Pr. Moriarty (the grandfather of all modern villains?)

I have been wanting to rediscover Sherlock Holmes recently, I don't know why. I haven't read a Sherlock Holmes story since 2009, I think. And I suddenly got in the mood to read some. I might borrow a book or two at the library (yes, I know they are online, but I don't want to read it online). Sherlock Holmes is, after all, the grandfather of all modern detectives, whether they are private or from the police force. That said, I think my interest is not so much about Holmes as it is about his nemesis, Professor Moriarty, the "Napoleon of crime". I know he was never really conceived as his nemesis by Sir Arthur Conan Doyle, who simply invented him in The Adventure of the Final Problem to find a worthy adversary to kill his cumbersome creation. He is then mentioned in other short stories, and I believe I read them all, but I did not read yet The Valley of Fear, in which he plays a role in the plot. This is going to be my next Sherlock Holmes story, I think.

Why am I so interested by this villain, who is relatively unimportant in Holmes' canon and whose background is inconsistent?
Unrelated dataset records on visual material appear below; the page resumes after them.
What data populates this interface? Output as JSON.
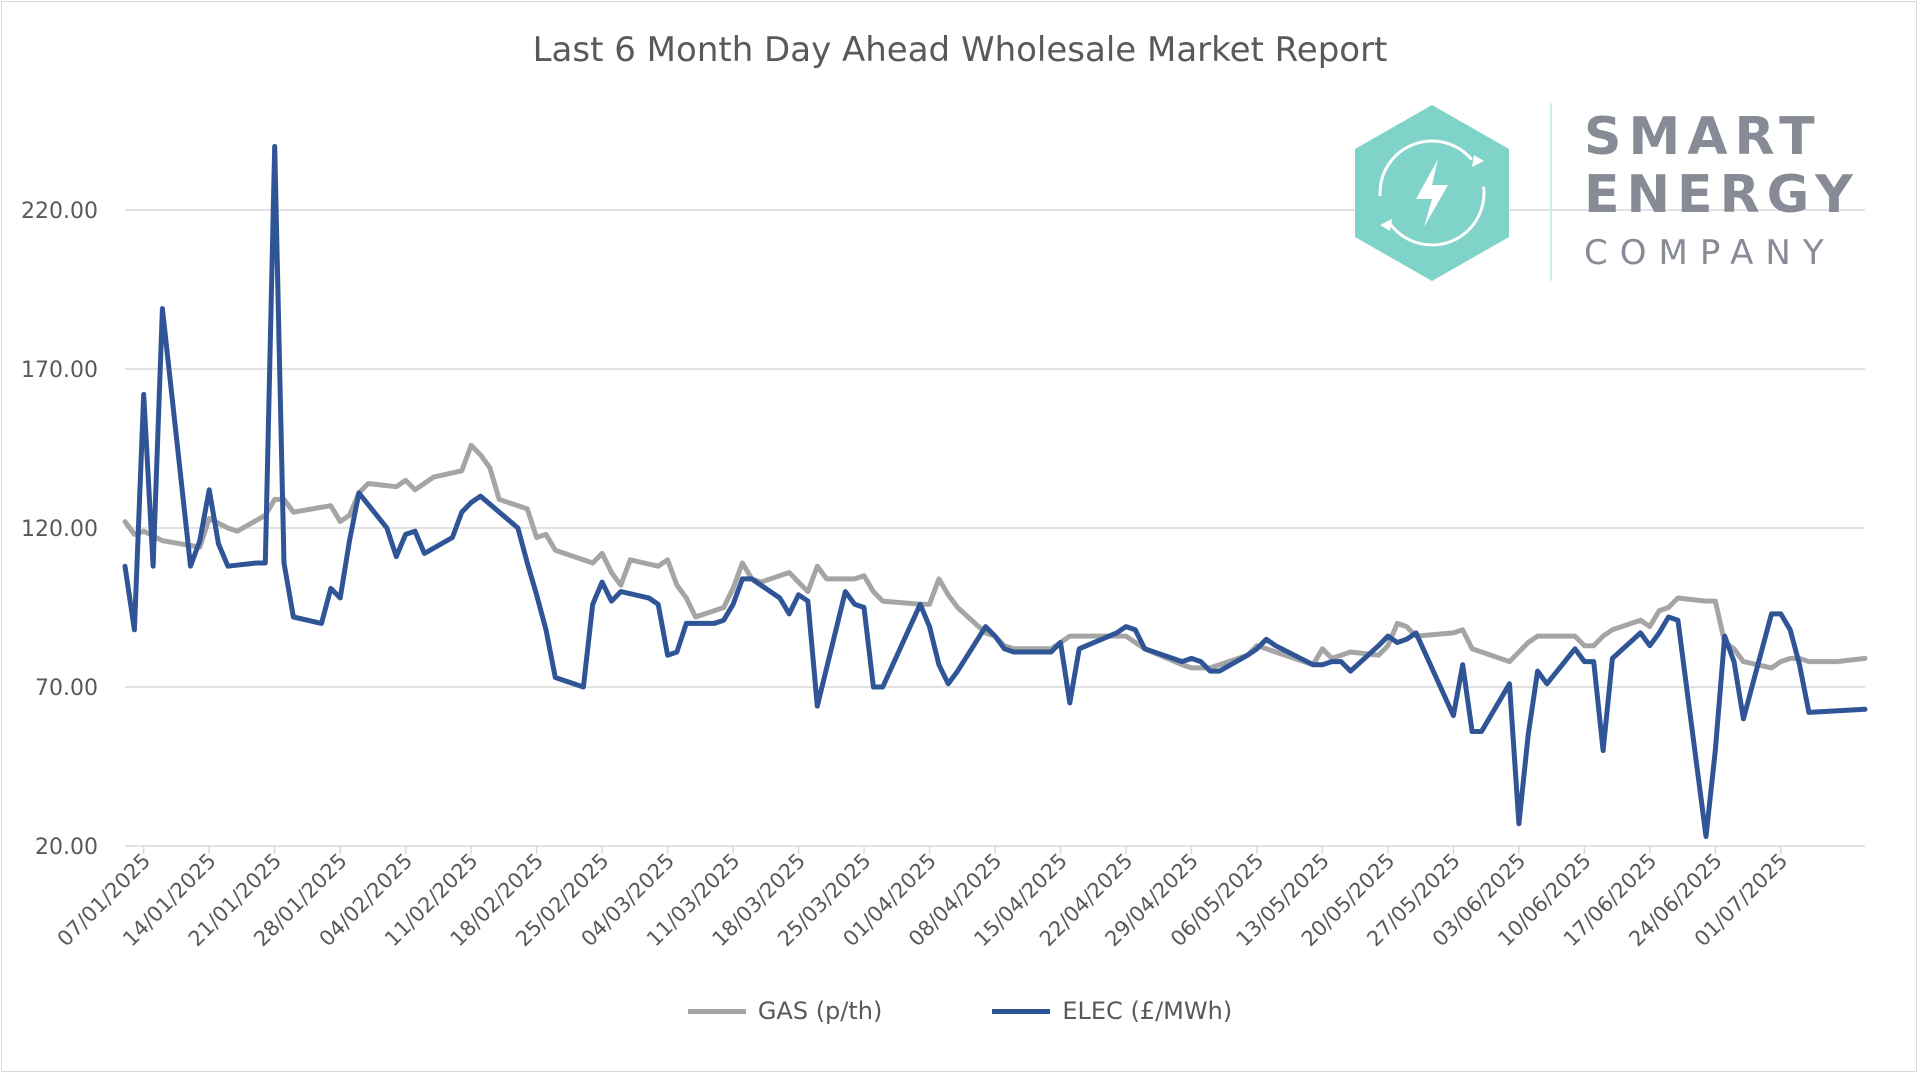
{
  "chart_data": {
    "type": "line",
    "title": "Last 6 Month Day Ahead Wholesale Market Report",
    "xlabel": "",
    "ylabel": "",
    "x_start": "05/01/2025",
    "x_end": "10/07/2025",
    "x_tick_labels": [
      "07/01/2025",
      "14/01/2025",
      "21/01/2025",
      "28/01/2025",
      "04/02/2025",
      "11/02/2025",
      "18/02/2025",
      "25/02/2025",
      "04/03/2025",
      "11/03/2025",
      "18/03/2025",
      "25/03/2025",
      "01/04/2025",
      "08/04/2025",
      "15/04/2025",
      "22/04/2025",
      "29/04/2025",
      "06/05/2025",
      "13/05/2025",
      "20/05/2025",
      "27/05/2025",
      "03/06/2025",
      "10/06/2025",
      "17/06/2025",
      "24/06/2025",
      "01/07/2025"
    ],
    "y_ticks": [
      20,
      70,
      120,
      170,
      220
    ],
    "y_tick_labels": [
      "20.00",
      "70.00",
      "120.00",
      "170.00",
      "220.00"
    ],
    "ylim": [
      20,
      240
    ],
    "grid": true,
    "legend_position": "bottom",
    "series": [
      {
        "name": "GAS (p/th)",
        "color": "#a5a5a5",
        "points": [
          [
            "05/01/2025",
            122
          ],
          [
            "06/01/2025",
            118
          ],
          [
            "07/01/2025",
            119
          ],
          [
            "09/01/2025",
            116
          ],
          [
            "13/01/2025",
            114
          ],
          [
            "14/01/2025",
            123
          ],
          [
            "16/01/2025",
            120
          ],
          [
            "17/01/2025",
            119
          ],
          [
            "20/01/2025",
            124
          ],
          [
            "21/01/2025",
            129
          ],
          [
            "22/01/2025",
            129
          ],
          [
            "23/01/2025",
            125
          ],
          [
            "27/01/2025",
            127
          ],
          [
            "28/01/2025",
            122
          ],
          [
            "29/01/2025",
            124
          ],
          [
            "30/01/2025",
            131
          ],
          [
            "31/01/2025",
            134
          ],
          [
            "03/02/2025",
            133
          ],
          [
            "04/02/2025",
            135
          ],
          [
            "05/02/2025",
            132
          ],
          [
            "07/02/2025",
            136
          ],
          [
            "10/02/2025",
            138
          ],
          [
            "11/02/2025",
            146
          ],
          [
            "12/02/2025",
            143
          ],
          [
            "13/02/2025",
            139
          ],
          [
            "14/02/2025",
            129
          ],
          [
            "17/02/2025",
            126
          ],
          [
            "18/02/2025",
            117
          ],
          [
            "19/02/2025",
            118
          ],
          [
            "20/02/2025",
            113
          ],
          [
            "24/02/2025",
            109
          ],
          [
            "25/02/2025",
            112
          ],
          [
            "26/02/2025",
            106
          ],
          [
            "27/02/2025",
            102
          ],
          [
            "28/02/2025",
            110
          ],
          [
            "03/03/2025",
            108
          ],
          [
            "04/03/2025",
            110
          ],
          [
            "05/03/2025",
            102
          ],
          [
            "06/03/2025",
            98
          ],
          [
            "07/03/2025",
            92
          ],
          [
            "10/03/2025",
            95
          ],
          [
            "11/03/2025",
            101
          ],
          [
            "12/03/2025",
            109
          ],
          [
            "13/03/2025",
            104
          ],
          [
            "14/03/2025",
            103
          ],
          [
            "17/03/2025",
            106
          ],
          [
            "18/03/2025",
            103
          ],
          [
            "19/03/2025",
            100
          ],
          [
            "20/03/2025",
            108
          ],
          [
            "21/03/2025",
            104
          ],
          [
            "24/03/2025",
            104
          ],
          [
            "25/03/2025",
            105
          ],
          [
            "26/03/2025",
            100
          ],
          [
            "27/03/2025",
            97
          ],
          [
            "31/03/2025",
            96
          ],
          [
            "01/04/2025",
            96
          ],
          [
            "02/04/2025",
            104
          ],
          [
            "03/04/2025",
            99
          ],
          [
            "04/04/2025",
            95
          ],
          [
            "07/04/2025",
            87
          ],
          [
            "08/04/2025",
            86
          ],
          [
            "09/04/2025",
            83
          ],
          [
            "10/04/2025",
            82
          ],
          [
            "14/04/2025",
            82
          ],
          [
            "15/04/2025",
            84
          ],
          [
            "16/04/2025",
            86
          ],
          [
            "22/04/2025",
            86
          ],
          [
            "23/04/2025",
            84
          ],
          [
            "24/04/2025",
            82
          ],
          [
            "28/04/2025",
            77
          ],
          [
            "29/04/2025",
            76
          ],
          [
            "30/04/2025",
            76
          ],
          [
            "01/05/2025",
            76
          ],
          [
            "02/05/2025",
            77
          ],
          [
            "05/05/2025",
            80
          ],
          [
            "06/05/2025",
            83
          ],
          [
            "07/05/2025",
            82
          ],
          [
            "12/05/2025",
            77
          ],
          [
            "13/05/2025",
            82
          ],
          [
            "14/05/2025",
            79
          ],
          [
            "15/05/2025",
            80
          ],
          [
            "16/05/2025",
            81
          ],
          [
            "19/05/2025",
            80
          ],
          [
            "20/05/2025",
            83
          ],
          [
            "21/05/2025",
            90
          ],
          [
            "22/05/2025",
            89
          ],
          [
            "23/05/2025",
            86
          ],
          [
            "27/05/2025",
            87
          ],
          [
            "28/05/2025",
            88
          ],
          [
            "29/05/2025",
            82
          ],
          [
            "02/06/2025",
            78
          ],
          [
            "04/06/2025",
            84
          ],
          [
            "05/06/2025",
            86
          ],
          [
            "06/06/2025",
            86
          ],
          [
            "09/06/2025",
            86
          ],
          [
            "10/06/2025",
            83
          ],
          [
            "11/06/2025",
            83
          ],
          [
            "12/06/2025",
            86
          ],
          [
            "13/06/2025",
            88
          ],
          [
            "16/06/2025",
            91
          ],
          [
            "17/06/2025",
            89
          ],
          [
            "18/06/2025",
            94
          ],
          [
            "19/06/2025",
            95
          ],
          [
            "20/06/2025",
            98
          ],
          [
            "23/06/2025",
            97
          ],
          [
            "24/06/2025",
            97
          ],
          [
            "25/06/2025",
            84
          ],
          [
            "26/06/2025",
            82
          ],
          [
            "27/06/2025",
            78
          ],
          [
            "30/06/2025",
            76
          ],
          [
            "01/07/2025",
            78
          ],
          [
            "02/07/2025",
            79
          ],
          [
            "03/07/2025",
            79
          ],
          [
            "04/07/2025",
            78
          ],
          [
            "07/07/2025",
            78
          ],
          [
            "10/07/2025",
            79
          ]
        ]
      },
      {
        "name": "ELEC (£/MWh)",
        "color": "#2f5597",
        "points": [
          [
            "05/01/2025",
            108
          ],
          [
            "06/01/2025",
            88
          ],
          [
            "07/01/2025",
            162
          ],
          [
            "08/01/2025",
            108
          ],
          [
            "09/01/2025",
            189
          ],
          [
            "12/01/2025",
            108
          ],
          [
            "13/01/2025",
            116
          ],
          [
            "14/01/2025",
            132
          ],
          [
            "15/01/2025",
            115
          ],
          [
            "16/01/2025",
            108
          ],
          [
            "19/01/2025",
            109
          ],
          [
            "20/01/2025",
            109
          ],
          [
            "21/01/2025",
            240
          ],
          [
            "22/01/2025",
            109
          ],
          [
            "23/01/2025",
            92
          ],
          [
            "26/01/2025",
            90
          ],
          [
            "27/01/2025",
            101
          ],
          [
            "28/01/2025",
            98
          ],
          [
            "29/01/2025",
            116
          ],
          [
            "30/01/2025",
            131
          ],
          [
            "02/02/2025",
            120
          ],
          [
            "03/02/2025",
            111
          ],
          [
            "04/02/2025",
            118
          ],
          [
            "05/02/2025",
            119
          ],
          [
            "06/02/2025",
            112
          ],
          [
            "09/02/2025",
            117
          ],
          [
            "10/02/2025",
            125
          ],
          [
            "11/02/2025",
            128
          ],
          [
            "12/02/2025",
            130
          ],
          [
            "16/02/2025",
            120
          ],
          [
            "17/02/2025",
            109
          ],
          [
            "18/02/2025",
            99
          ],
          [
            "19/02/2025",
            88
          ],
          [
            "20/02/2025",
            73
          ],
          [
            "23/02/2025",
            70
          ],
          [
            "24/02/2025",
            96
          ],
          [
            "25/02/2025",
            103
          ],
          [
            "26/02/2025",
            97
          ],
          [
            "27/02/2025",
            100
          ],
          [
            "02/03/2025",
            98
          ],
          [
            "03/03/2025",
            96
          ],
          [
            "04/03/2025",
            80
          ],
          [
            "05/03/2025",
            81
          ],
          [
            "06/03/2025",
            90
          ],
          [
            "09/03/2025",
            90
          ],
          [
            "10/03/2025",
            91
          ],
          [
            "11/03/2025",
            96
          ],
          [
            "12/03/2025",
            104
          ],
          [
            "13/03/2025",
            104
          ],
          [
            "16/03/2025",
            98
          ],
          [
            "17/03/2025",
            93
          ],
          [
            "18/03/2025",
            99
          ],
          [
            "19/03/2025",
            97
          ],
          [
            "20/03/2025",
            64
          ],
          [
            "23/03/2025",
            100
          ],
          [
            "24/03/2025",
            96
          ],
          [
            "25/03/2025",
            95
          ],
          [
            "26/03/2025",
            70
          ],
          [
            "27/03/2025",
            70
          ],
          [
            "31/03/2025",
            96
          ],
          [
            "01/04/2025",
            89
          ],
          [
            "02/04/2025",
            77
          ],
          [
            "03/04/2025",
            71
          ],
          [
            "04/04/2025",
            75
          ],
          [
            "07/04/2025",
            89
          ],
          [
            "08/04/2025",
            86
          ],
          [
            "09/04/2025",
            82
          ],
          [
            "10/04/2025",
            81
          ],
          [
            "13/04/2025",
            81
          ],
          [
            "14/04/2025",
            81
          ],
          [
            "15/04/2025",
            84
          ],
          [
            "16/04/2025",
            65
          ],
          [
            "17/04/2025",
            82
          ],
          [
            "21/04/2025",
            87
          ],
          [
            "22/04/2025",
            89
          ],
          [
            "23/04/2025",
            88
          ],
          [
            "24/04/2025",
            82
          ],
          [
            "27/04/2025",
            79
          ],
          [
            "28/04/2025",
            78
          ],
          [
            "29/04/2025",
            79
          ],
          [
            "30/04/2025",
            78
          ],
          [
            "01/05/2025",
            75
          ],
          [
            "02/05/2025",
            75
          ],
          [
            "05/05/2025",
            80
          ],
          [
            "06/05/2025",
            82
          ],
          [
            "07/05/2025",
            85
          ],
          [
            "08/05/2025",
            83
          ],
          [
            "12/05/2025",
            77
          ],
          [
            "13/05/2025",
            77
          ],
          [
            "14/05/2025",
            78
          ],
          [
            "15/05/2025",
            78
          ],
          [
            "16/05/2025",
            75
          ],
          [
            "19/05/2025",
            83
          ],
          [
            "20/05/2025",
            86
          ],
          [
            "21/05/2025",
            84
          ],
          [
            "22/05/2025",
            85
          ],
          [
            "23/05/2025",
            87
          ],
          [
            "27/05/2025",
            61
          ],
          [
            "28/05/2025",
            77
          ],
          [
            "29/05/2025",
            56
          ],
          [
            "30/05/2025",
            56
          ],
          [
            "02/06/2025",
            71
          ],
          [
            "03/06/2025",
            27
          ],
          [
            "04/06/2025",
            55
          ],
          [
            "05/06/2025",
            75
          ],
          [
            "06/06/2025",
            71
          ],
          [
            "09/06/2025",
            82
          ],
          [
            "10/06/2025",
            78
          ],
          [
            "11/06/2025",
            78
          ],
          [
            "12/06/2025",
            50
          ],
          [
            "13/06/2025",
            79
          ],
          [
            "16/06/2025",
            87
          ],
          [
            "17/06/2025",
            83
          ],
          [
            "18/06/2025",
            87
          ],
          [
            "19/06/2025",
            92
          ],
          [
            "20/06/2025",
            91
          ],
          [
            "23/06/2025",
            23
          ],
          [
            "24/06/2025",
            50
          ],
          [
            "25/06/2025",
            86
          ],
          [
            "26/06/2025",
            78
          ],
          [
            "27/06/2025",
            60
          ],
          [
            "30/06/2025",
            93
          ],
          [
            "01/07/2025",
            93
          ],
          [
            "02/07/2025",
            88
          ],
          [
            "03/07/2025",
            77
          ],
          [
            "04/07/2025",
            62
          ],
          [
            "10/07/2025",
            63
          ]
        ]
      }
    ]
  },
  "logo": {
    "line1": "SMART",
    "line2": "ENERGY",
    "line3": "COMPANY",
    "icon": "lightning-refresh-hexagon-icon",
    "color_hex": "#7fd3c8",
    "color_text": "#878b95"
  }
}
Not because of its posthumous fame, when he became, outside the canon, Holmes' archenemy. But because I believe that Doyle created the grandfather of all modern villains, maybe more than Holmes was ever the grandfather of modern heroes. Moriarty was a gang leader whose rarely, if ever, gets his hands dirty, an evil genius, he was also a bit of a mad scientist before his time (as he was a mathematician). His bastard sons are numerous. Among them: Ernst Stavro Blofeld, Alain Charnier and the Greeks in The Wire. While heroes in crime fiction have become ordinary men, often intelligent but not to the point of turning into the almost inhuman thinking machine Holmes often was, there are still, even in modern fiction, evil men of exceptional nature like Moriarty. Yes, there are plenty of thugs, low-mind brutes, but even in modern crime fiction, even in realistic shows like The Wire, the exceptional criminal shows up. Crime fiction is a genre where there are still many Napoleons of crime.

1 comment:

Anonymous said...

I never thought of Moriarty in this way, but you're right, I really enjoy the BBC series of Sherlock Holmes, although I know not all do, but I have read the books over and over, so I suppose you could say I am a fan!!